• Author(s) : Zehuan Huang, Hongxing Fan, Lipeng Wang, Lu Sheng

Recent advancements in controllable human image generation have enabled zero-shot generation using structural signals, such as pose or depth information, or facial appearance. However, generating human images conditioned on multiple parts of human appearance remains a significant challenge in the field.

To address this challenge, the researchers introduce Parts to Whole, a novel framework designed for generating customized portraits from multiple reference images, including pose images and various aspects of human appearance. The framework incorporates two key components to achieve this goal.

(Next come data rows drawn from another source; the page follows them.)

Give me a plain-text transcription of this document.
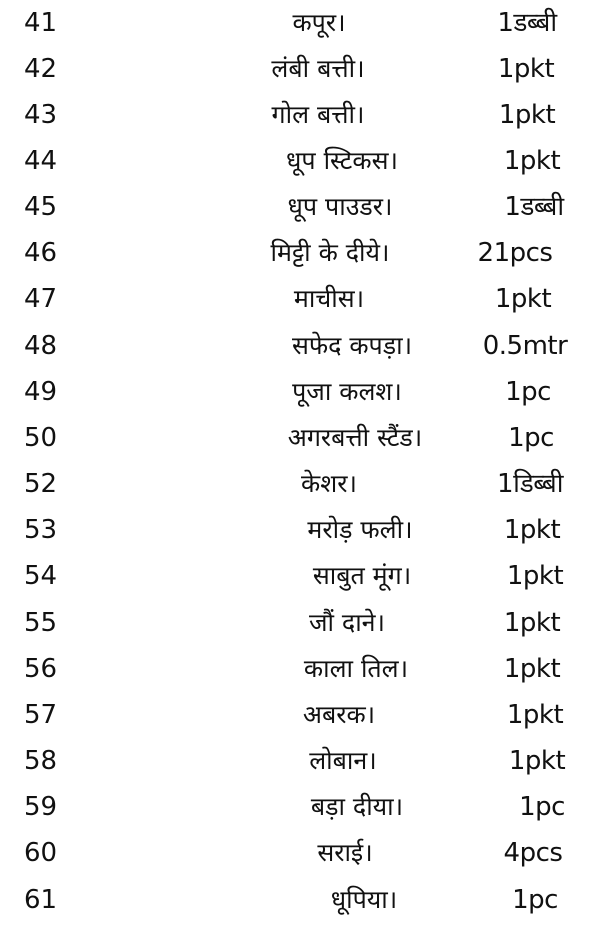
41	कपूर।	1डब्बी
42	लंबी बत्ती।	1pkt
43	गोल बत्ती।	1pkt
44	धूप स्टिकस।	1pkt
45	धूप पाउडर।	1डब्बी
46	मिट्टी के दीये।	21pcs
47	माचीस।	1pkt
48	सफेद कपड़ा।	0.5mtr
49	पूजा कलश।	1pc
50	अगरबत्ती स्टैंड।	1pc
52	केशर।	1डिब्बी
53	मरोड़ फली।	1pkt
54	साबुत मूंग।	1pkt
55	जौं दाने।	1pkt
56	काला तिल।	1pkt
57	अबरक।	1pkt
58	लोबान।	1pkt
59	बड़ा दीया।	1pc
60	सराई।	4pcs
61	धूपिया।	1pc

Firstly, a semantic-aware appearance encoder is developed to retain the details of different human parts. This encoder processes each image based on its textual label, generating a series of multi-scale feature maps instead of a single image token. By preserving the image dimension, the encoder ensures that the intricate details of each human part are accurately captured.

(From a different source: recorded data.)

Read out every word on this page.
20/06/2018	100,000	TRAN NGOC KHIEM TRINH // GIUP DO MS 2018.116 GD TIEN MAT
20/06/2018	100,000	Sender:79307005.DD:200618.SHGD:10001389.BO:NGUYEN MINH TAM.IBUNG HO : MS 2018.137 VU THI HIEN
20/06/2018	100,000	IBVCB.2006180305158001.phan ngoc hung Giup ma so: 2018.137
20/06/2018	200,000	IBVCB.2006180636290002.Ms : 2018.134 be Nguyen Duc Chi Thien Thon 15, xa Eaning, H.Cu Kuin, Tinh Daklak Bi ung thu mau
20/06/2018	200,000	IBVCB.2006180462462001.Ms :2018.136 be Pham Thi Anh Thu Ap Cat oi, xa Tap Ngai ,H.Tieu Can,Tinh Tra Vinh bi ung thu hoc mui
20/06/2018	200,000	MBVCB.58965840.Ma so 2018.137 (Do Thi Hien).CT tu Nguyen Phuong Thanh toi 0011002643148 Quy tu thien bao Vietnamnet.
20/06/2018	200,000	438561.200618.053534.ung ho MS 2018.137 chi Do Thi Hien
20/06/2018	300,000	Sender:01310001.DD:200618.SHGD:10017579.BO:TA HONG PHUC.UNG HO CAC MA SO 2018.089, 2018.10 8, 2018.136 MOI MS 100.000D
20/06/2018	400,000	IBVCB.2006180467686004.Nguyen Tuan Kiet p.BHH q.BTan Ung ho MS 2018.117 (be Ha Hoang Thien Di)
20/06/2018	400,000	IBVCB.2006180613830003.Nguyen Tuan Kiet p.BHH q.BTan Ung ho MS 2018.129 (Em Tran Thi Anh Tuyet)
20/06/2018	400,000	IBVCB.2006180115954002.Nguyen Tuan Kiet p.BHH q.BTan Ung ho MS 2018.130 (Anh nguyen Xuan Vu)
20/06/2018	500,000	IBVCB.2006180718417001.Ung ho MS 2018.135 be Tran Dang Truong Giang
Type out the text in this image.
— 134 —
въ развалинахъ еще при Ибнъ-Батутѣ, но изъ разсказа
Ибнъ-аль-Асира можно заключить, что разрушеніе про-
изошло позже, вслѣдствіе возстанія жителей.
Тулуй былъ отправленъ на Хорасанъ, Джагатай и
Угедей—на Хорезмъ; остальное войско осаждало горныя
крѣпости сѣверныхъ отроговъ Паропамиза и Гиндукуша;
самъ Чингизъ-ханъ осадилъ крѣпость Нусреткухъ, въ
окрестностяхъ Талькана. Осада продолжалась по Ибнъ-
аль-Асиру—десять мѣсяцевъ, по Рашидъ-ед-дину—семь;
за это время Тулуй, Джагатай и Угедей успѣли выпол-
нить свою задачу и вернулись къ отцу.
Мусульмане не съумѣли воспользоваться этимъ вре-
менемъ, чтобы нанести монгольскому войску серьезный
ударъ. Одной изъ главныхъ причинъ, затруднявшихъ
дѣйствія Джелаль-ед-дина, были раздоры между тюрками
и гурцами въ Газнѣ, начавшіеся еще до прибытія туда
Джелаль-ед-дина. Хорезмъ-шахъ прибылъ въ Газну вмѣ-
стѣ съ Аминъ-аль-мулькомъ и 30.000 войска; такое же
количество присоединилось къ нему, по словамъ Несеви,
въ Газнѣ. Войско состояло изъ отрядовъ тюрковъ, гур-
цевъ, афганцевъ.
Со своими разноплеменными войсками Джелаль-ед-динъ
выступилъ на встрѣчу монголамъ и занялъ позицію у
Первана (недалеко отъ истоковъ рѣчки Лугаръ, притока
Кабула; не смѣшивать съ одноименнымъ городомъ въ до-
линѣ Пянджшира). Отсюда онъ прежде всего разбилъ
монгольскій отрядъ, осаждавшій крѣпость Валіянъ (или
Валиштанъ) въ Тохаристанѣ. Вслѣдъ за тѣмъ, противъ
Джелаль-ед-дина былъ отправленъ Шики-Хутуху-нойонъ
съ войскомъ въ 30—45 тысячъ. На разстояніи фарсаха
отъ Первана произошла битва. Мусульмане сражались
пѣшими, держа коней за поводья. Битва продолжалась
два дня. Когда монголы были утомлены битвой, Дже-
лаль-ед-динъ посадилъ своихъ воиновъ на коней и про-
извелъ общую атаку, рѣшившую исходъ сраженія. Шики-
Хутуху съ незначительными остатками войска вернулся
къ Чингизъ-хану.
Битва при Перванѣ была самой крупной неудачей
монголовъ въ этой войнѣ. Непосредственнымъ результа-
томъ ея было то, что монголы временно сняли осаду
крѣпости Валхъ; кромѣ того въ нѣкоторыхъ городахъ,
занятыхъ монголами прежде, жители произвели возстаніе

Secondly, the framework supports multi-image conditioned generation through a shared self-attention mechanism that operates across reference and target features during the diffusion process. This mechanism is enhanced by incorporating mask information from the reference human images, allowing for the precise selection of any desired part. This innovative approach enables the generation of human images that seamlessly combine multiple aspects of appearance, such as facial features, hairstyles, and clothing.

Extensive experiments demonstrate the superiority of the Parts to Whole framework over existing alternatives, offering advanced capabilities for multi-part controllable human image customization. The proposed approach paves the way for more realistic and personalized human image generation, with potential applications in various domains, including virtual and augmented reality, gaming, and creative industries.